Ce personnage étrange qu'est Zelig, bien entendu incarné par Woody Allen, a eu ses débuts dans l'histoire de New-York en 1928. Passant de la couleur pour les interviews de 1983 au noir et blanc, les anecdotes et les témoignages commencent à se multiplier sur Leonard Zelig. La première décrit Zelig dans une soirée mondaine où il discute avec les gens riches et vante le Part Républicain, plus tard, il parle avec les cuisiniers et défend les Démocrates. C'est à grand renfort de photographies, de films d'époque et de coupures de journaux que 1928 est reconstitué, des images où Woody Allen est habilement incrusté.

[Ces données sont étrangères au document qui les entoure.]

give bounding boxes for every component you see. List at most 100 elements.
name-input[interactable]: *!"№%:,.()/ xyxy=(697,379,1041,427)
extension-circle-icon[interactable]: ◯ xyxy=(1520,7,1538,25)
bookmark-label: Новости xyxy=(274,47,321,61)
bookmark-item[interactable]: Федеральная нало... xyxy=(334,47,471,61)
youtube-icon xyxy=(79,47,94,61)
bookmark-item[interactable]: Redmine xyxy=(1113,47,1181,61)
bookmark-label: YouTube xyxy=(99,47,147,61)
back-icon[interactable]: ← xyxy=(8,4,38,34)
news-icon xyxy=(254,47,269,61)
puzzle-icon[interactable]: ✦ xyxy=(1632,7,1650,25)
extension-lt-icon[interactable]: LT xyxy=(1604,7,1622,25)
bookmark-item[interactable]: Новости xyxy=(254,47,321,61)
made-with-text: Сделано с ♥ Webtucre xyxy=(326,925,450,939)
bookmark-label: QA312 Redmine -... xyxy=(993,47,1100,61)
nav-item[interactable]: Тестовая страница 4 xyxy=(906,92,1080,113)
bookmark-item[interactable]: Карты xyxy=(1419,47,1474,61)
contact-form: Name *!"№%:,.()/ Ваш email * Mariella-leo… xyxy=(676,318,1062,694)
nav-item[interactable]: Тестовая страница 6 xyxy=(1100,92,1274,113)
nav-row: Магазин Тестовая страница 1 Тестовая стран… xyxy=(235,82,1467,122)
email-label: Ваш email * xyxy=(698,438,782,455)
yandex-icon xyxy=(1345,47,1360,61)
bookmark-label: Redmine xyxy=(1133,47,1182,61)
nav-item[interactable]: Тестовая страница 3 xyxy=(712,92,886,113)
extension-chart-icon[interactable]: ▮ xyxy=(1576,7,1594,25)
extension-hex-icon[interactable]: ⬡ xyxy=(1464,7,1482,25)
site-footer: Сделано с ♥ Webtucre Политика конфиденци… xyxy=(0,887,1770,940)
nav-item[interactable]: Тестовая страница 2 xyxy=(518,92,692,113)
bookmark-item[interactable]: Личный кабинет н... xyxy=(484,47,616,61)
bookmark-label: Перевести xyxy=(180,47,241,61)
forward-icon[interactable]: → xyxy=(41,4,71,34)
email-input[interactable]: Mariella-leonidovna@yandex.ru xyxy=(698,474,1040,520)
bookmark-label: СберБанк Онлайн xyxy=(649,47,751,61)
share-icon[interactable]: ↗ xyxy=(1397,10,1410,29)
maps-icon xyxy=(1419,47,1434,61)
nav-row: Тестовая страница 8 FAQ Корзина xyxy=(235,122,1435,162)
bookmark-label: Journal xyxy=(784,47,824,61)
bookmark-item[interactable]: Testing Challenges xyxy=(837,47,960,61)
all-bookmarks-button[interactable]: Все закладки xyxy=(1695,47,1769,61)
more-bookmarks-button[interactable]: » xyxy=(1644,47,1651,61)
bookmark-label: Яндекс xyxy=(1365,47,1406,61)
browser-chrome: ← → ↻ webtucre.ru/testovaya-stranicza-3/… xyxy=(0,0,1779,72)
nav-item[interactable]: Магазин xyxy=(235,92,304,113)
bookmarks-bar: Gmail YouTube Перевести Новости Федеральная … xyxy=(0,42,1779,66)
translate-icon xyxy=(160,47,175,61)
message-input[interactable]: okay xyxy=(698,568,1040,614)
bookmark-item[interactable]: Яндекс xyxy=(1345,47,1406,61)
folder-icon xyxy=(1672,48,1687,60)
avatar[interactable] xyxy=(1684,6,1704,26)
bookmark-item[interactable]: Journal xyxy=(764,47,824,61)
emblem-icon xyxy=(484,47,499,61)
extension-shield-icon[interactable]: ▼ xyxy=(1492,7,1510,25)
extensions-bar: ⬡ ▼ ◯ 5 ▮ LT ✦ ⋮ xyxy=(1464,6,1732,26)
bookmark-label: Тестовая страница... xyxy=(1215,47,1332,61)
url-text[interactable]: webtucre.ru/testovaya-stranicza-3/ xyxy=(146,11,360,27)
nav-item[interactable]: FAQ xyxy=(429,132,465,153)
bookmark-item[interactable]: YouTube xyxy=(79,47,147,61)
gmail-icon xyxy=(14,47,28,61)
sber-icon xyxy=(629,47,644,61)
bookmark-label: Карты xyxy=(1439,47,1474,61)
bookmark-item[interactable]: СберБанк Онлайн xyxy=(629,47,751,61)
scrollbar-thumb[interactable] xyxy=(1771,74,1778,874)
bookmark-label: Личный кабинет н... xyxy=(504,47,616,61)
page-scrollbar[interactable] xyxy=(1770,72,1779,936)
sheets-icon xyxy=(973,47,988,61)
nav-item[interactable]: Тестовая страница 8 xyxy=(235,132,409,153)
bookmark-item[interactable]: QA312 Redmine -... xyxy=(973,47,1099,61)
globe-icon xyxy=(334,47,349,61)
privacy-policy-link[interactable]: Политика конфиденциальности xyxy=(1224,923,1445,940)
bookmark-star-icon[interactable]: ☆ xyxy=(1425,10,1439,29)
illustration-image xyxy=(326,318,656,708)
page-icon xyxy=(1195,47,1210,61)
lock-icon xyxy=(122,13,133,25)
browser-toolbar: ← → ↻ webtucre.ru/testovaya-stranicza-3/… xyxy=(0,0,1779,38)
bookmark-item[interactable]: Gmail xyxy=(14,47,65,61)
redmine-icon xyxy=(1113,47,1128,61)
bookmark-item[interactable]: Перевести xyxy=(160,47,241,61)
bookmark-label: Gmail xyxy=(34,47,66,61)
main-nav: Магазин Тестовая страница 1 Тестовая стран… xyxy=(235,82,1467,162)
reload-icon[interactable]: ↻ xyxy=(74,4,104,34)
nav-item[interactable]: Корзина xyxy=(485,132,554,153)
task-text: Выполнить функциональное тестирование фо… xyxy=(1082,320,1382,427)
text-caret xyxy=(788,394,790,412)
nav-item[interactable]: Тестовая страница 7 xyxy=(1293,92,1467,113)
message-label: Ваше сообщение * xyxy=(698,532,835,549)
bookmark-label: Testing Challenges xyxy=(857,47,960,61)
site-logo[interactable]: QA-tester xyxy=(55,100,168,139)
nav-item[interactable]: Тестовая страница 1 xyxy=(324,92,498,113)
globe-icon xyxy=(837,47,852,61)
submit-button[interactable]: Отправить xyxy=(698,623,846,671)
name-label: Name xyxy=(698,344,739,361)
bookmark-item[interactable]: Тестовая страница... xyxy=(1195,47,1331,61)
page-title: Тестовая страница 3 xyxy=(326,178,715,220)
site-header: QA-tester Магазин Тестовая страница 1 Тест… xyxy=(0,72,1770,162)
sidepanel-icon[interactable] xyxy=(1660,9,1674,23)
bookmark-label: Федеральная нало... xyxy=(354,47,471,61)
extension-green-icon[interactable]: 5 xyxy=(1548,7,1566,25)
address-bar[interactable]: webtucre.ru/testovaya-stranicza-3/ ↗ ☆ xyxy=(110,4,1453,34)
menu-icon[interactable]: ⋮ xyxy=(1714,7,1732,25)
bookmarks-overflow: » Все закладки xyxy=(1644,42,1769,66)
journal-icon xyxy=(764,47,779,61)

Le récit, narré par une voix off comme dans un documentaire de télévision (celle de Patrick Horgan), s’emballe avec la notoriété acquise par Zelig, vite repéré par une flopée de psychiatres qui ont tous des diagnostics opposés. Eudora Fletcher (Mia Farrow) est le médecin qui aura la charge de suivre le cas que constitue Zelig. Woody Allen commence alors à les filmer tous les deux comme dans un film de 1928 (mais au format cinémascope), avec ces voix chevrotantes comme à ces débuts du parlant et ces images noir et blanc pleines de traits, de poussières, de ratures. En 1983, la vraie Eudora, 55 ans plus âgée (en fait une actrice) se rappelle cette histoire.

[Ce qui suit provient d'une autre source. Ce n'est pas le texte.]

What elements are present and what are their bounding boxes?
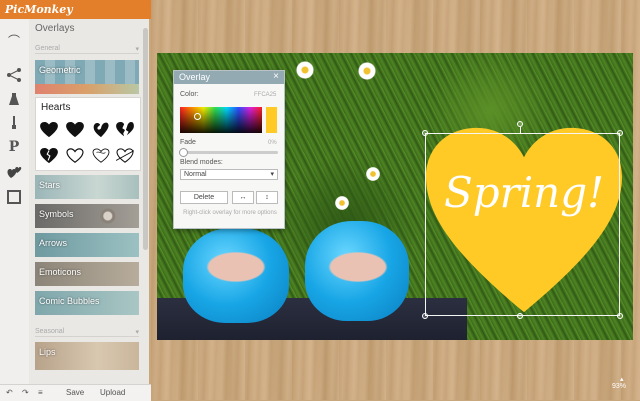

La vie de notre personnage fait l'objet d'une enquête où le commentaire fait preuve d'une ironie mordante, mais dite sur le ton le plus sérieux possible. Le récit de son enfance, par exemple, est décrite de manière quasi surréaliste, avec des détails croustillants et des entretiens avec quelques personnes qui ont connu Zelig ou sa famille qui frôlent constamment le non-sens. C'est que l'accumulation des malheurs de Leonard Zelig crée immanquablement une augmentation de l'humour, un humour noir et blanc qui reflète parfaitement le sentiment de l'époque où Francis Scott Fitzgerald côtoie, dans les images d'archives, une manifestation du Ku Klux Klan.

C'est suffisamment rare pour le signaler, le cinéaste utilise des chansons spécialement composées pour lui en plus des morceaux de jazz. Ces morceaux reflètent le vedettariat de Leonard Zelig qui fait les choux gras de la presse. Immédiatement, Hollywood s'intéresse à son destin d'homme caméléon (à côté d'un Noir, il devient Noir, d'un Chinois ses yeux sont bridés, d'un gros il devient obèse, de deux rabbins une barbe lui pousse sur le visage). Le film s'appelle The Changing man. Les chansons sont titrés Chamelon Day, Reptile Eyes. Le business, décrit avec minutie, comprend des jeux de société, des livres, des disques. Business is business.

Mais revenons à la psychanalyse, c'est tout de même le sujet favori de Woody Allen. Le Dr Fletcher cherche à percer le mystère et Zelig avouera que « c'est sécurisant d'être comme les autres. Je veux être aimé ». Il plaide son manque total de personnalité et qu'imiter ceux qui l'entoure est un moyen d'exister. Face à Eudora, il se prend pour son psychiatre et la considère comme sa patiente. Comme dans tout film de Woody Allen, par un transfert typique de la psychanalyse, ils tombent amoureux l'un de l'autre. Mais surtout, elle inverse le cerveau sans personnalité de Leonard Zelig qui devient, à l'inverse, un homme avec un avis sur chaque sujet.


La célébrité ne dure qu'un temps et le temps de la chute de popularité va commencer quand sa vie précédente le rappelle à la réalité. Il serait polygame, un escroc, un chauffard. La justice s'en mêle et il prend la fuite. C'est grâce aux actualités d'époque que Eudora le retrouve au côté du Pape ou derrière Hitler. Pour Woody Allen, c'était l'occasion d'un changement radical de registre, il avait déjà fait des films en costumes mais en conservant son ton habituel et c'était une manière de parler politique à l'aune du spectacle médiatique, d'une période où les Etats-Unis sont passés de l'insouciance totale au réveil brutal de la crise sans sa soucier des fascismes. Zelig est le réceptacle de cette insouciance et de ce réveil.